After hearing Barron Lerner give a lecture on this subject in 2013, I had been eagerly awaiting the publication of his book. It did not disappoint. Anyone looking for easy answers to the complex ethical questions raised in the book will go away unsatisfied. Rather, what the book does is present these questions in a deeply personal light and in a way that is tractable to the lay person. As such, the reader is left with the context to explore questions which, whether doctor or patient (or both), ultimately impact all of us.

Lerner details his own career in medicine and that of his father, Phil Lerner. The two have much in common: both became accomplished physicians who eschewed the more conventional path of a private practice, both were dedicated to their patients, and both focused on delivering the best medical care possible while engaging in research to advance the medical field. The differences in their careers largely derive from the different historical contexts in which they were trained and in which they practiced medicine. The elder Dr. Lerner practiced in the paternalistic era of medicine in which “doctors knew best”, routinely withheld information from their patients, and made unilateral treatment decisions on behalf of those patients. His son became a doctor in a different era, when the doctor-patient relationship was evolving to one in which patients are now more informed about and involved in decisions related to their care.

The differences in their careers would make for an interesting story by itself.
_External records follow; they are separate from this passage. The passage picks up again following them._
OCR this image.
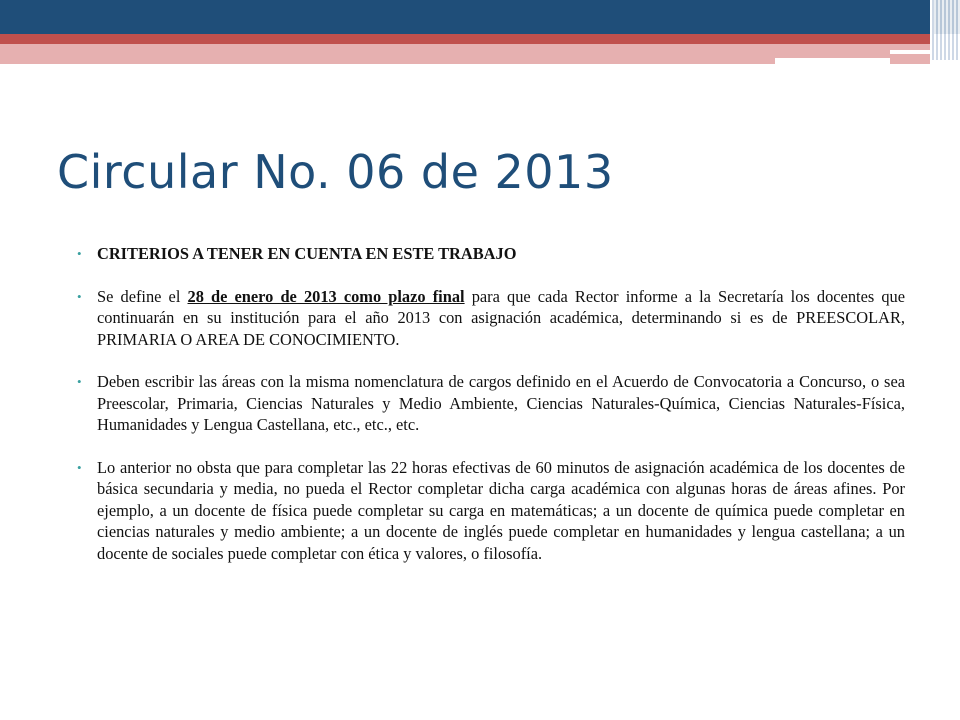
Circular No. 06 de 2013
• CRITERIOS A TENER EN CUENTA EN ESTE TRABAJO
• Se define el 28 de enero de 2013 como plazo final para que cada Rector informe a la Secretaría los docentes que continuarán en su institución para el año 2013 con asignación académica, determinando si es de PREESCOLAR, PRIMARIA O AREA DE CONOCIMIENTO.
• Deben escribir las áreas con la misma nomenclatura de cargos definido en el Acuerdo de Convocatoria a Concurso, o sea Preescolar, Primaria, Ciencias Naturales y Medio Ambiente, Ciencias Naturales-Química, Ciencias Naturales-Física, Humanidades y Lengua Castellana, etc., etc., etc.
• Lo anterior no obsta que para completar las 22 horas efectivas de 60 minutos de asignación académica de los docentes de básica secundaria y media, no pueda el Rector completar dicha carga académica con algunas horas de áreas afines. Por ejemplo, a un docente de física puede completar su carga en matemáticas; a un docente de química puede completar en ciencias naturales y medio ambiente; a un docente de inglés puede completar en humanidades y lengua castellana; a un docente de sociales puede completar con ética y valores, o filosofía.
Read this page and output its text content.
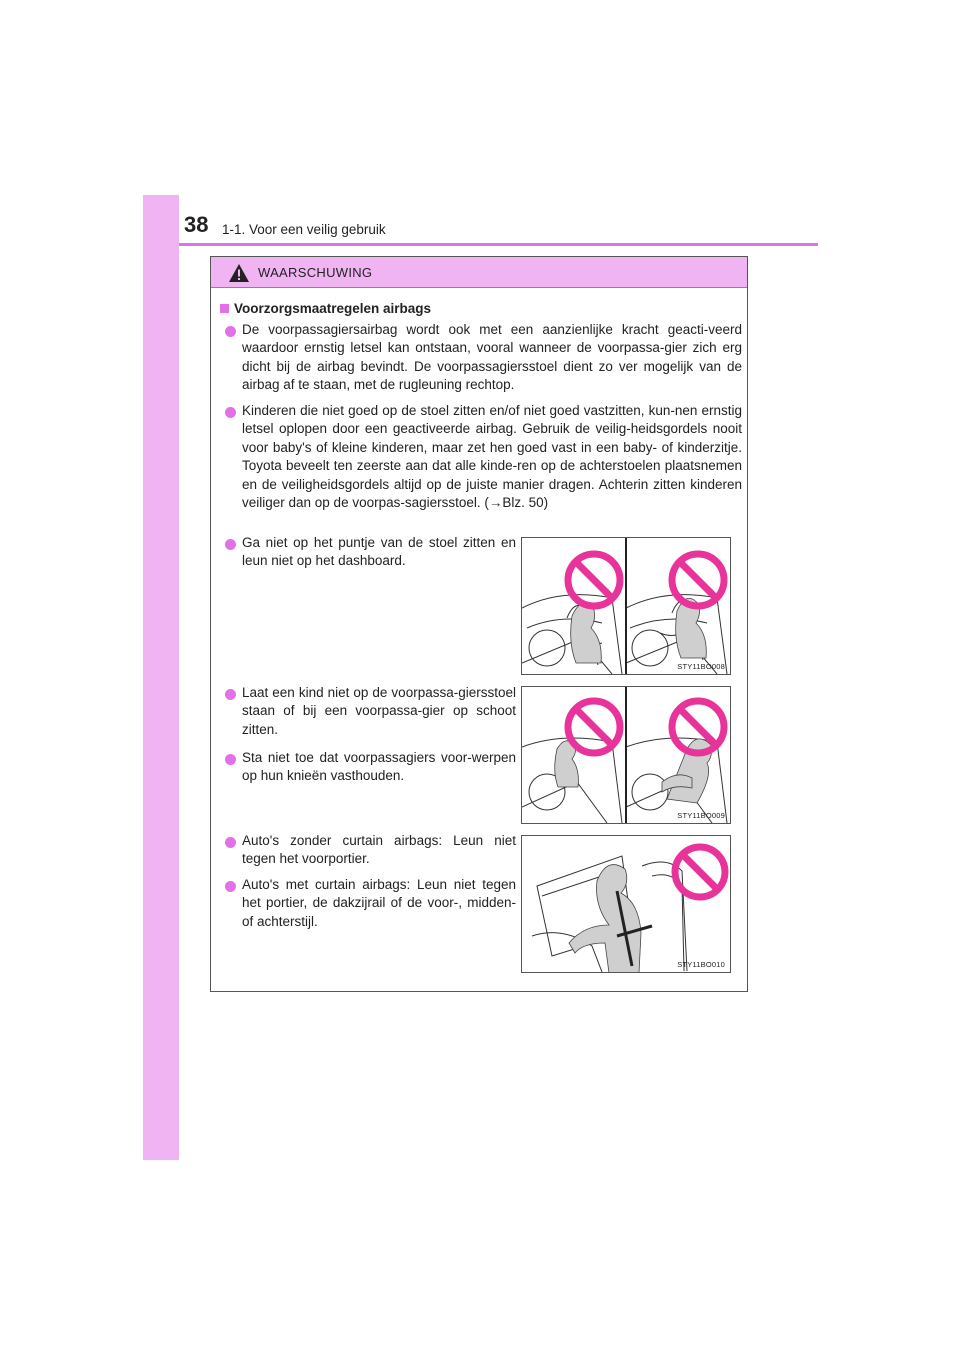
38 1-1. Voor een veilig gebruik
WAARSCHUWING
Voorzorgsmaatregelen airbags
De voorpassagiersairbag wordt ook met een aanzienlijke kracht geacti-veerd waardoor ernstig letsel kan ontstaan, vooral wanneer de voorpassa-gier zich erg dicht bij de airbag bevindt. De voorpassagiersstoel dient zo ver mogelijk van de airbag af te staan, met de rugleuning rechtop.
Kinderen die niet goed op de stoel zitten en/of niet goed vastzitten, kun-nen ernstig letsel oplopen door een geactiveerde airbag. Gebruik de veilig-heidsgordels nooit voor baby's of kleine kinderen, maar zet hen goed vast in een baby- of kinderzitje. Toyota beveelt ten zeerste aan dat alle kinde-ren op de achterstoelen plaatsnemen en de veiligheidsgordels altijd op de juiste manier dragen. Achterin zitten kinderen veiliger dan op de voorpas-sagiersstoel. (→Blz. 50)
Ga niet op het puntje van de stoel zitten en leun niet op het dashboard.
Laat een kind niet op de voorpassa-giersstoel staan of bij een voorpassa-gier op schoot zitten.
Sta niet toe dat voorpassagiers voor-werpen op hun knieën vasthouden.
Auto's zonder curtain airbags: Leun niet tegen het voorportier.
Auto's met curtain airbags: Leun niet tegen het portier, de dakzijrail of de voor-, midden- of achterstijl.
STY11BO008
STY11BO009
STY11BO010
What makes this book so compelling is that studying and understanding those differences within the larger practice of medicine has been a focus of Barron Lerner’s career as a physician, medical historian and bioethicist. Rather than just presenting a series of abstract cases in which ethical questions regarding medical practice are exposed, Barron Lerner draws on several of his father’s actual cases to frame these questions. The cases he describes often involved difficult decisions surrounding end-of-life care, and in some cases the patients were close relatives of the Lerners. As the younger Lerner is forced to confront, question and ultimately reject some of the ways in which medicine was practiced in his father’s era, he is both contributing to the advancement of the field of medical ethics while at the same time engaging in a very personal journey.

What the author shared in this book is just the tip of the iceberg. I know from his lecture that there were other challenging cases that he drew upon for his research, and undoubtedly his father’s journals contained far more than that. I was left wanting to read more, but the decision of what to include and what to leave out, and what makes a good book, was undoubtedly better left to the author and his editor. The bottom line is that I came away learning a lot. This is a well-written, easy-to-read and thought-provoking book that is well worth the read.